On June 19, Hamm was released at 5:30 a.m. by a farmhouse near Wyoming, Minnesota.

The Federal Bureau of Investigation launched an investigation into the kidnapping and, using latent fingerprint identification, connected fingerprints on the ransom notes to members of the Barker–Karpis Gang — specifically, Alvin Karpis, "Doc" Barker, and Charles Fitzgerald. This was the first time that silver nitrate was successfully used in forensic science to identify fingerprints from objects that could not be dusted for prints. On May 1, 1936, Alvin Karpis was arrested by J. Edgar Hoover in New Orleans. He was brought back to Saint Paul where he pled guilty and was sentenced to life in prison.

===Post-kidnapping===

Hamm became chairman of the board of Hamm's in 1952. Hamm also served on the board of directors of First National Bank of Saint Paul and the United States Brewers' Association. In August 1952, Hamm and his siblings established the Hamm Foundation, a non-profit focused on the donations for "charitable, scientific, and educational purposes". He retired from
Hamm's in May 1966 and was bestowed the title of honorary chairman.

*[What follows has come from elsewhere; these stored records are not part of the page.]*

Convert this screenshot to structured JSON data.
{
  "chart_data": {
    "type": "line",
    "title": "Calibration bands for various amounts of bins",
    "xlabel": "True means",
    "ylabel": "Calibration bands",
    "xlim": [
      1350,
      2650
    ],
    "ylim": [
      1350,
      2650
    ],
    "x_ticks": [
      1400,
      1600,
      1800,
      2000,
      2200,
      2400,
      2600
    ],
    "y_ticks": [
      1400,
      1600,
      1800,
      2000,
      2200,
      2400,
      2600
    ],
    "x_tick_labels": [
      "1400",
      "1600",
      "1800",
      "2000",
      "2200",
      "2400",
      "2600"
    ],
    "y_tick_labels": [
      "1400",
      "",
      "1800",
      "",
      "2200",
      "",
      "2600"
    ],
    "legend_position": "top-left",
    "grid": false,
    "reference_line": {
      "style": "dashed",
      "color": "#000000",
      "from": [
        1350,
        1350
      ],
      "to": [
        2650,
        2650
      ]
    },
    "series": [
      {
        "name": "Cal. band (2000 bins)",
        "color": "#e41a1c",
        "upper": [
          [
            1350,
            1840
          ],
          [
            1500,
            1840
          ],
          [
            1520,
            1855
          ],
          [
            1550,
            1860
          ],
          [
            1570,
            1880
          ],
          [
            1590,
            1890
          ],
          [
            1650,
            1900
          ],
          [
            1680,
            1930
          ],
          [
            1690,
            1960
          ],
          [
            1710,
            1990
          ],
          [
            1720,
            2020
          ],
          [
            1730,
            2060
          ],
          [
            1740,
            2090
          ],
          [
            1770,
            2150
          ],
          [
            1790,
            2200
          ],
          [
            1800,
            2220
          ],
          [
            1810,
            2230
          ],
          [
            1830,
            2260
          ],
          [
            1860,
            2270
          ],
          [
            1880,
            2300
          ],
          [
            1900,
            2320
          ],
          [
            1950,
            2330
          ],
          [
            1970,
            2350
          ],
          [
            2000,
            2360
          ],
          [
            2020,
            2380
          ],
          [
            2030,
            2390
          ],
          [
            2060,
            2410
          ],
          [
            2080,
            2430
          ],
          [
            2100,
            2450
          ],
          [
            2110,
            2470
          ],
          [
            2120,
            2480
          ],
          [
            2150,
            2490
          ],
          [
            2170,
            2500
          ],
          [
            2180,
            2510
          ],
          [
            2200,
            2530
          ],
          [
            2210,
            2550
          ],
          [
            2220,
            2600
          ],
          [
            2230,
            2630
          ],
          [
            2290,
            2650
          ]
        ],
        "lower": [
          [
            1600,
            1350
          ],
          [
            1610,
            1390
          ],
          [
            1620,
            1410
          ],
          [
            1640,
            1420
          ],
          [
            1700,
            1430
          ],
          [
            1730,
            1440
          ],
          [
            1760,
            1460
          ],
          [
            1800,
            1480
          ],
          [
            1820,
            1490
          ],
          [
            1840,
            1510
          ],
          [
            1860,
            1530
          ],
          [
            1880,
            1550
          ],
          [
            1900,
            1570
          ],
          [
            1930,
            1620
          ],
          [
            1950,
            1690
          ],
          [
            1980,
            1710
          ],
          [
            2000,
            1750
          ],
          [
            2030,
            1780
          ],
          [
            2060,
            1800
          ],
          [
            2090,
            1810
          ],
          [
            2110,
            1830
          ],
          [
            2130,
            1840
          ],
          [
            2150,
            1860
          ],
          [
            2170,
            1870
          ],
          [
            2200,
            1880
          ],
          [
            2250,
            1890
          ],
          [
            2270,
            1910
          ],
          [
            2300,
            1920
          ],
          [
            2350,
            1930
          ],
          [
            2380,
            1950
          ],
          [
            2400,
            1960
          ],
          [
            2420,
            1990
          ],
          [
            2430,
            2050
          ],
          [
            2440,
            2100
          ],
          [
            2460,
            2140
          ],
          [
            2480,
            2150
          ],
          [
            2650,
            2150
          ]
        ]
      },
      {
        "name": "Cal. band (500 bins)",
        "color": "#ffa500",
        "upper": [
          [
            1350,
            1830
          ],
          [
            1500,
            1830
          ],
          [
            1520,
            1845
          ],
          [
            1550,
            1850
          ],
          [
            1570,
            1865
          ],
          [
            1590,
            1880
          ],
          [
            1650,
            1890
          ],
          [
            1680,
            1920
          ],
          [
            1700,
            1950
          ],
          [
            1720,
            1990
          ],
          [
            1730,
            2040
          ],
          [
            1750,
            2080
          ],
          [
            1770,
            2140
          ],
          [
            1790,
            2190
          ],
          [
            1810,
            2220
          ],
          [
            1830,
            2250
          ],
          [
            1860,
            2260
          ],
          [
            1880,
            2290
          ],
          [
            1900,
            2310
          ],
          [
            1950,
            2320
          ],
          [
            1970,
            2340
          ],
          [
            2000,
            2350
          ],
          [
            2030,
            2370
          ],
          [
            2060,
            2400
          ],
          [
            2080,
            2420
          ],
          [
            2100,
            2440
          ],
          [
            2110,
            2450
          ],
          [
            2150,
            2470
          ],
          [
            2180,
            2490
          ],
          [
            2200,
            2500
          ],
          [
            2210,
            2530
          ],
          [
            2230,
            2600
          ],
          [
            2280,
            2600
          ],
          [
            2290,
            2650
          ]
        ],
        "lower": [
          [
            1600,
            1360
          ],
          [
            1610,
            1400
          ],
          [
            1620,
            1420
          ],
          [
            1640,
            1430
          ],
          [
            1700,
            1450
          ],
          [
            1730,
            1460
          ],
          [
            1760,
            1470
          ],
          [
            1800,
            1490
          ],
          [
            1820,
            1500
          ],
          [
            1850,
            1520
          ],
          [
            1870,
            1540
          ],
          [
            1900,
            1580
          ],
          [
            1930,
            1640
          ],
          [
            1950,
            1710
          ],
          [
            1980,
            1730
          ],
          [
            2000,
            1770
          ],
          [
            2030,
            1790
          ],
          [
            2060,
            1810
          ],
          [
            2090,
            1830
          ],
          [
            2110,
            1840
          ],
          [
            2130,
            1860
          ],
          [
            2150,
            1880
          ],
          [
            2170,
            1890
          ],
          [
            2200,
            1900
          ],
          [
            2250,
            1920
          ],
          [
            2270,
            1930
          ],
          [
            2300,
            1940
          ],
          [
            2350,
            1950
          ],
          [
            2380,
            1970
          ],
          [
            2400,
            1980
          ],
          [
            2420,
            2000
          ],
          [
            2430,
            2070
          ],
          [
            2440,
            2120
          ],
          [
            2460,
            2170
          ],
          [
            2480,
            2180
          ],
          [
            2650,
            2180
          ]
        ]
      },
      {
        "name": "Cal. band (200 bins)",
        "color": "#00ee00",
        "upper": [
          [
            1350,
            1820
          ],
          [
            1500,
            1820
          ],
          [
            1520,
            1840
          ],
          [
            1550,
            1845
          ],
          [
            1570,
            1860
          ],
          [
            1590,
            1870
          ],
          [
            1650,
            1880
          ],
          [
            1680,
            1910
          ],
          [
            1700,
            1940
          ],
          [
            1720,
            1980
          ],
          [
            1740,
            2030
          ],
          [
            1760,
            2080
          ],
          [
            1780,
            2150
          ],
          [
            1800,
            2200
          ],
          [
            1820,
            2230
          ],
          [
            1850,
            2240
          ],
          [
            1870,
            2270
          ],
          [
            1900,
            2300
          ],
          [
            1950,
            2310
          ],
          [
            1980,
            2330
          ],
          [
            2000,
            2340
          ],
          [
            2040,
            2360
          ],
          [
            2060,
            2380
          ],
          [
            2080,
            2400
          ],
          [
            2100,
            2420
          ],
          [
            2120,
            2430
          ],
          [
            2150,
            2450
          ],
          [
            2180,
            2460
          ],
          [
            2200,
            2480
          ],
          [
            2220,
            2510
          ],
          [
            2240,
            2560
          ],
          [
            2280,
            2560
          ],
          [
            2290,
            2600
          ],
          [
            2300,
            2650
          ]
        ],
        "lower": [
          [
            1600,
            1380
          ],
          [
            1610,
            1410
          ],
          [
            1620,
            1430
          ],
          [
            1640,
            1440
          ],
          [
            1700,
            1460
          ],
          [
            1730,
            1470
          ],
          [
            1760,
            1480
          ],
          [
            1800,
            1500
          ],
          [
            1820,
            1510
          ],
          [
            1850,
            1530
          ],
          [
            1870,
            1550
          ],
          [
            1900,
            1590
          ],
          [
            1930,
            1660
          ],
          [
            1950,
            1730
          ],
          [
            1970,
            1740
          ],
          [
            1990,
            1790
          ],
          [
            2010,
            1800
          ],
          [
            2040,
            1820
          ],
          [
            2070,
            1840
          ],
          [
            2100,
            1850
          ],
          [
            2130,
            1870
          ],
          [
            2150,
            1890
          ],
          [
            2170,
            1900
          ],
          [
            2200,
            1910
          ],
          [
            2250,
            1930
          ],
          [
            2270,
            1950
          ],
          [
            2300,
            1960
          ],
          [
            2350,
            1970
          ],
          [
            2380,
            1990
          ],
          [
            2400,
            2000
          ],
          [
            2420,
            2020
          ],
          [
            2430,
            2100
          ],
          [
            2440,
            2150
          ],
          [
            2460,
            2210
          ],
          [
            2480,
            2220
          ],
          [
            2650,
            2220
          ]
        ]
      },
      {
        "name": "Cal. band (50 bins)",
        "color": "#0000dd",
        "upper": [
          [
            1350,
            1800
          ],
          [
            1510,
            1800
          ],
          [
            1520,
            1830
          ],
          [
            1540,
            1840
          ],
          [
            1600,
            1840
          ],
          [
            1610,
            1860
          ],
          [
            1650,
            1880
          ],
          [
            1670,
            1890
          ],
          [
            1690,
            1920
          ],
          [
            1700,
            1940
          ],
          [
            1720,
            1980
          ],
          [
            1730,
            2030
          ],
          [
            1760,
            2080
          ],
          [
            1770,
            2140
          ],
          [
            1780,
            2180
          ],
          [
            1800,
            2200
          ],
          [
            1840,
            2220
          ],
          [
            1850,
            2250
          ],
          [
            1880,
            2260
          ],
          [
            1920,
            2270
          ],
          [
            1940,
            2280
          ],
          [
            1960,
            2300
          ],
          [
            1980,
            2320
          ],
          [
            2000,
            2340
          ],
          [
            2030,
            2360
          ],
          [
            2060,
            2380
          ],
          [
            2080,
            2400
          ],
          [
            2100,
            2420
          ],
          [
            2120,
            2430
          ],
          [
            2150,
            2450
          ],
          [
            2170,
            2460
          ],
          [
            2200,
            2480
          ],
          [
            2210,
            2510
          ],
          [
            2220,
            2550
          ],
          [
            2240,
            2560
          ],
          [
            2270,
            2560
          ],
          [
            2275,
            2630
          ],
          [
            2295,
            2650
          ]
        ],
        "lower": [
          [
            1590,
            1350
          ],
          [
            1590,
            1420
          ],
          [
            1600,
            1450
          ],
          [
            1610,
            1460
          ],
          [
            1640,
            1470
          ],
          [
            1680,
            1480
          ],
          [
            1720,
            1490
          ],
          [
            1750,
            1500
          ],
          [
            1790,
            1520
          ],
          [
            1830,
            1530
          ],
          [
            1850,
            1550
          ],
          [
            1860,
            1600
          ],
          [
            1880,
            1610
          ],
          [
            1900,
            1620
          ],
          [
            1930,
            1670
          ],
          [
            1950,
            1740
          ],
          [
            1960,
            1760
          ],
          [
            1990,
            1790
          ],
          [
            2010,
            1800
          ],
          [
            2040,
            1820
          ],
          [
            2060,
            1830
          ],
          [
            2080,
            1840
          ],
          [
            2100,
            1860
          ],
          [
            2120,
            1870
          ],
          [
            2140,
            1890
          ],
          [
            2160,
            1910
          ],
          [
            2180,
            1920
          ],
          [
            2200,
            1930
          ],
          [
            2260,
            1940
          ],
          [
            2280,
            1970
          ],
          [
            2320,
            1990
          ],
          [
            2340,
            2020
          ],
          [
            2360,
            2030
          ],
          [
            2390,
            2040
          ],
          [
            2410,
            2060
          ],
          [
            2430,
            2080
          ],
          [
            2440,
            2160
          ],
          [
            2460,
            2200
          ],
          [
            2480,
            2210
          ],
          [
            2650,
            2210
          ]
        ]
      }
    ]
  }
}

Hamm died of cancer on August 20, 1970, at the age of 76 at Northwestern Hospital in Minneapolis.

==Personal life==

Hamm married Dorothy Heywood on October 1, 1927. Dorothy filed for divorce in 1930, stating that he had abandoned her. Hamm married Marie Hersey Carroll on January 1, 1934. They had two sons, William and Edward. In his retirement, he lived in Orono, Minnesota.